Reporting at Subsequent Balance Sheet Dates
• Foreign currency monetary items should be reported using the closing rate. • Non-monetary items which are carried in terms of historical cost denominated in a foreign currency should be reported using the exchange rate at the date of the transaction.

Translation of financial statements of foreign branches
• Opening inventories: exchange rate prevailing at the commencement of the year. • Closing inventories: exchange rate at the balance sheet date. • Depreciation: exchange rate applicable for the translation of the fixed asset.

Accounting Standard (AS) 12

Accounting for Government Grants

Introduction
• This Statement deals with accounting for government grants. • Government grants are sometimes called by other names such as subsidies, cash incentives etc.

Non- Applicability
• Government participation in the ownership of the enterprise. • Government assistance other than in the form of government grants.

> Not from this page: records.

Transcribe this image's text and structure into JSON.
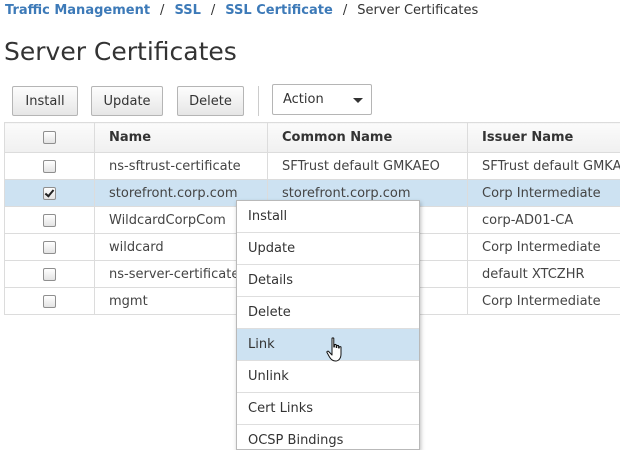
{
  "breadcrumb": {
    "items": [
      {
        "label": "Traffic Management"
      },
      {
        "label": "SSL"
      },
      {
        "label": "SSL Certificate"
      },
      {
        "label": "Server Certificates"
      }
    ],
    "separator": "/"
  },
  "page": {
    "title": "Server Certificates"
  },
  "toolbar": {
    "install_label": "Install",
    "update_label": "Update",
    "delete_label": "Delete",
    "action_label": "Action"
  },
  "table": {
    "columns": [
      "Name",
      "Common Name",
      "Issuer Name"
    ],
    "rows": [
      {
        "name": "ns-sftrust-certificate",
        "common_name": "SFTrust default GMKAEO",
        "issuer": "SFTrust default GMKAEO",
        "checked": false
      },
      {
        "name": "storefront.corp.com",
        "common_name": "storefront.corp.com",
        "issuer": "Corp Intermediate",
        "checked": true
      },
      {
        "name": "WildcardCorpCom",
        "common_name": "",
        "issuer": "corp-AD01-CA",
        "checked": false
      },
      {
        "name": "wildcard",
        "common_name": "",
        "issuer": "Corp Intermediate",
        "checked": false
      },
      {
        "name": "ns-server-certificate",
        "common_name": "",
        "issuer": "default XTCZHR",
        "checked": false
      },
      {
        "name": "mgmt",
        "common_name": "",
        "issuer": "Corp Intermediate",
        "checked": false
      }
    ]
  },
  "context_menu": {
    "items": [
      "Install",
      "Update",
      "Details",
      "Delete",
      "Link",
      "Unlink",
      "Cert Links",
      "OCSP Bindings"
    ],
    "highlighted": "Link"
  },
  "colors": {
    "link": "#3d7ab8",
    "selection": "#cde2f2",
    "border": "#dcdcdc"
  },
  "icons": [
    "checkbox-icon",
    "checkmark-icon",
    "caret-down-icon",
    "hand-pointer-cursor-icon"
  ]
}
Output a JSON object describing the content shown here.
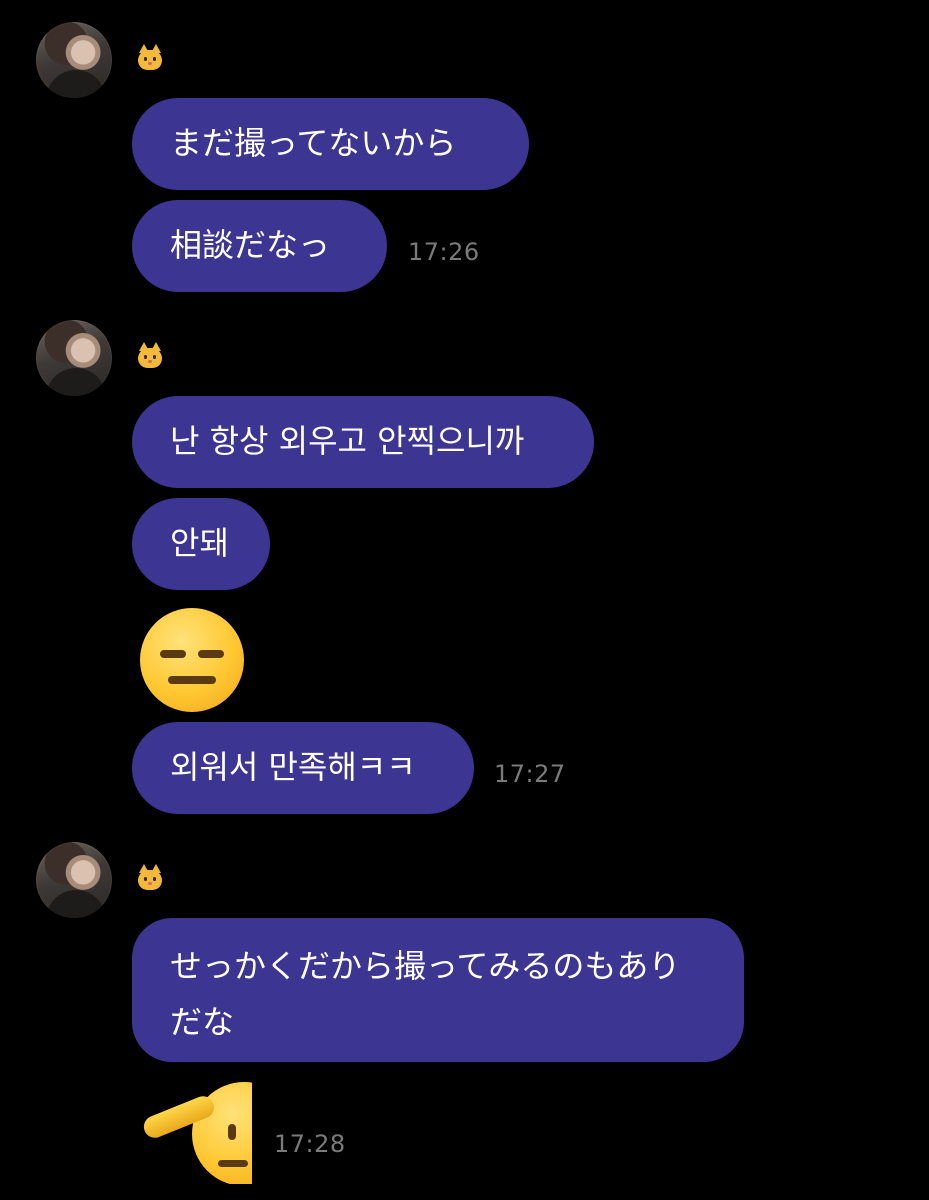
{
  "messages": [
    {
      "nickname_icon": "cat-face-emoji",
      "bubbles": [
        "まだ撮ってないから",
        "相談だなっ"
      ],
      "time": "17:26"
    },
    {
      "nickname_icon": "cat-face-emoji",
      "bubbles": [
        "난 항상 외우고 안찍으니까",
        "안돼",
        "외워서 만족해ㅋㅋ"
      ],
      "emoji": "expressionless-face",
      "time": "17:27"
    },
    {
      "nickname_icon": "cat-face-emoji",
      "bubbles": [
        "せっかくだから撮ってみるのもありだな"
      ],
      "emoji": "saluting-face",
      "time": "17:28"
    }
  ],
  "colors": {
    "background": "#000000",
    "bubble": "#3d3592",
    "text": "#ffffff",
    "time": "#7a7a7a"
  }
}
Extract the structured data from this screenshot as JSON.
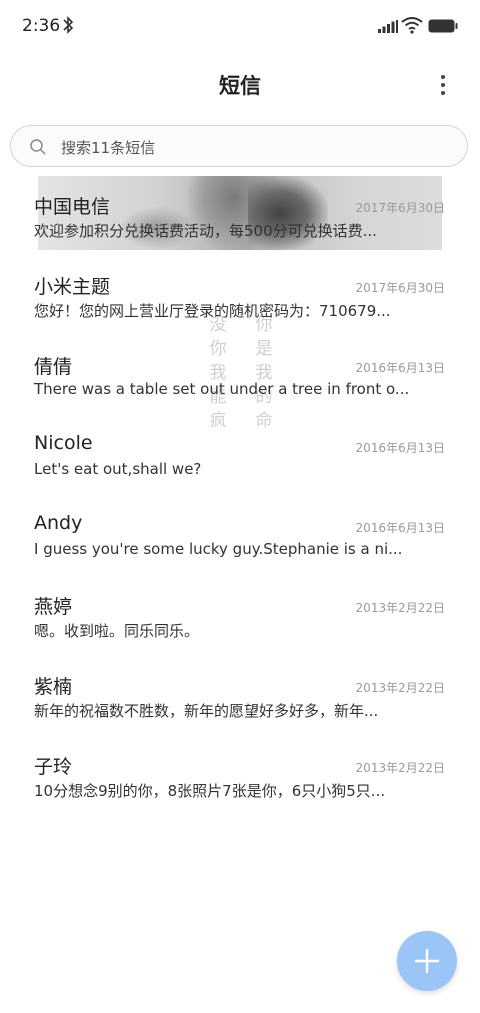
{
  "status_bar": {
    "time": "2:36",
    "icons": [
      "bluetooth-icon",
      "signal-icon",
      "wifi-icon",
      "battery-icon"
    ]
  },
  "header": {
    "title": "短信",
    "more_icon": "more-vertical-icon"
  },
  "search": {
    "placeholder": "搜索11条短信",
    "icon": "search-icon"
  },
  "conversations": [
    {
      "name": "中国电信",
      "date": "2017年6月30日",
      "preview": "欢迎参加积分兑换话费活动，每500分可兑换话费..."
    },
    {
      "name": "小米主题",
      "date": "2017年6月30日",
      "preview": "您好！您的网上营业厅登录的随机密码为：710679..."
    },
    {
      "name": "倩倩",
      "date": "2016年6月13日",
      "preview": "There was a table set out under a tree in front o..."
    },
    {
      "name": "Nicole",
      "date": "2016年6月13日",
      "preview": "Let's eat out,shall we?"
    },
    {
      "name": "Andy",
      "date": "2016年6月13日",
      "preview": "I guess you're some lucky guy.Stephanie is a ni..."
    },
    {
      "name": "燕婷",
      "date": "2013年2月22日",
      "preview": "嗯。收到啦。同乐同乐。"
    },
    {
      "name": "紫楠",
      "date": "2013年2月22日",
      "preview": "新年的祝福数不胜数，新年的愿望好多好多，新年..."
    },
    {
      "name": "子玲",
      "date": "2013年2月22日",
      "preview": "10分想念9别的你，8张照片7张是你，6只小狗5只..."
    }
  ],
  "watermark": {
    "left": "没你我能疯",
    "right": "你是我的命"
  },
  "fab": {
    "icon": "plus-icon",
    "color": "#9cc5f7"
  }
}
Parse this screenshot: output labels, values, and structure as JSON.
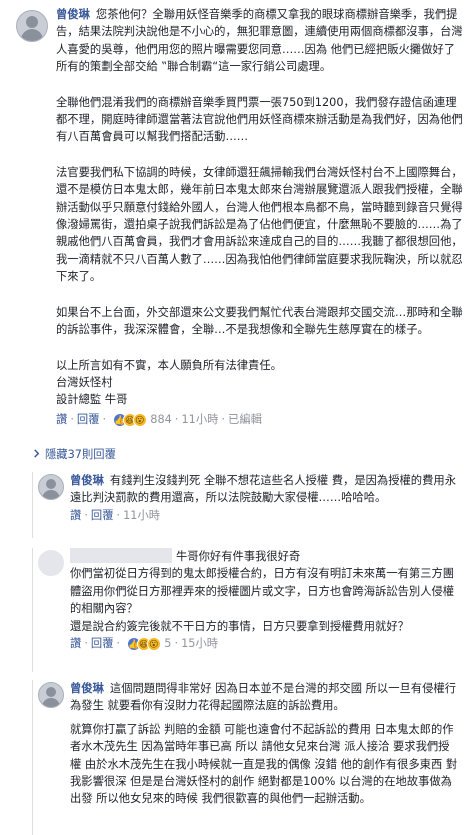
{
  "post": {
    "author": "曾俊琳",
    "paragraphs": [
      "您茶他何？全聯用妖怪音樂季的商標又拿我的眼球商標辦音樂季，我們提告，結果法院判決說他是不小心的，無犯罪意圖，連續使用兩個商標都沒事，台灣人喜愛的吳尊，他們用您的照片曝需要您同意……因為 他們已經把販火攤做好了 所有的策劃全部交給 ‟聯合制霸“這一家行銷公司處理。",
      "全聯他們混淆我們的商標辦音樂季買門票一張750到1200，我們發存證信函連理都不理，開庭時律師還當著法官說他們用妖怪商標來辦活動是為我們好，因為他們有八百萬會員可以幫我們搭配活動……",
      "法官要我們私下協調的時候，女律師還狂飆掃輸我們台灣妖怪村台不上國際舞台，還不是模仿日本鬼太郎，幾年前日本鬼太郎來台灣辦展覽還派人跟我們授權，全聯辦活動似乎只願意付錢給外國人，台灣人他們根本鳥都不鳥，當時聽到錄音只覺得像潑婦罵街，還拍桌子說我們訴訟是為了佔他們便宜，什麼無恥不要臉的……為了親戚他們八百萬會員，我們才會用訴訟來達成自己的目的……我聽了都很想回他，我一滴精就不只八百萬人數了……因為我怕他們律師當庭要求我阮鞠泱，所以就忍下來了。",
      "如果台不上台面，外交部還來公文要我們幫忙代表台灣跟邦交國交流…那時和全聯的訴訟事件，我深深體會，全聯…不是我想像和全聯先生慈厚實在的樣子。"
    ],
    "closing": "以上所言如有不實，本人願負所有法律責任。",
    "sign_company": "台灣妖怪村",
    "sign_title": "設計總監 牛哥",
    "actions": {
      "like": "讚",
      "reply": "回覆",
      "reaction_count": "884",
      "time": "11小時",
      "edited": "已編輯"
    }
  },
  "hidden_replies": "隱藏37則回覆",
  "replies": [
    {
      "author": "曾俊琳",
      "text": "有錢判生沒錢判死 全聯不想花這些名人授權 費，是因為授權的費用永遠比判決罰款的費用還高，所以法院鼓勵大家侵權……哈哈哈。",
      "actions": {
        "like": "讚",
        "reply": "回覆",
        "reaction_count": "",
        "time": "11小時"
      }
    },
    {
      "author": "",
      "text_lead": "牛哥你好有件事我很好奇",
      "text": "你們當初從日方得到的鬼太郎授權合約，日方有沒有明訂未來萬一有第三方團體盜用你們從日方那裡弄來的授權圖片或文字，日方也會跨海訴訟告別人侵權的相關內容？\n還是說合約簽完後就不干日方的事情，日方只要拿到授權費用就好？",
      "actions": {
        "like": "讚",
        "reply": "回覆",
        "reaction_count": "5",
        "time": "15小時"
      }
    },
    {
      "author": "曾俊琳",
      "text": "這個問題問得非常好 因為日本並不是台灣的邦交國 所以一旦有侵權行為發生 就要看你有沒財力花得起國際法庭的訴訟費用。",
      "text2": "就算你打贏了訴訟 判賠的金額 可能也遠會付不起訴訟的費用 日本鬼太郎的作者水木茂先生 因為當時年事已高 所以 請他女兒來台灣 派人接洽 要求我們授權 由於水木茂先生在我小時候就一直是我的偶像 沒錯 他的創作有很多東西 對我影響很深 但是是台灣妖怪村的創作 絕對都是100% 以台灣的在地故事做為出發 所以他女兒來的時候 我們很歡喜的與他們一起辦活動。"
    }
  ]
}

Recognition of Government Grants
• The enterprise will comply with the conditions attached to them • The grants will be received

Accounting treatment of government grants
• Grant is shown as deduction from the gross value of asset in arriving its book value. When the grants equals to the cost of assets, the asset should be shown in the balance sheet at the nominal value. • Grants are treated as deferred income. The deferred income is recognized in profit & loss account on a systematic and rational basis over the useful life of assets.

Grants related to revenue
• Grants should be recognized in profit & loss account over the period necessary to match them with related cost which they are intended to compensate . Such grants should either be shown as other income or be deducted from the related expenses. • A grant received as compensation for expenses or losses already incurred should be recognized in the profit & loss account of the period in which it becomes receivable as extraordinary items.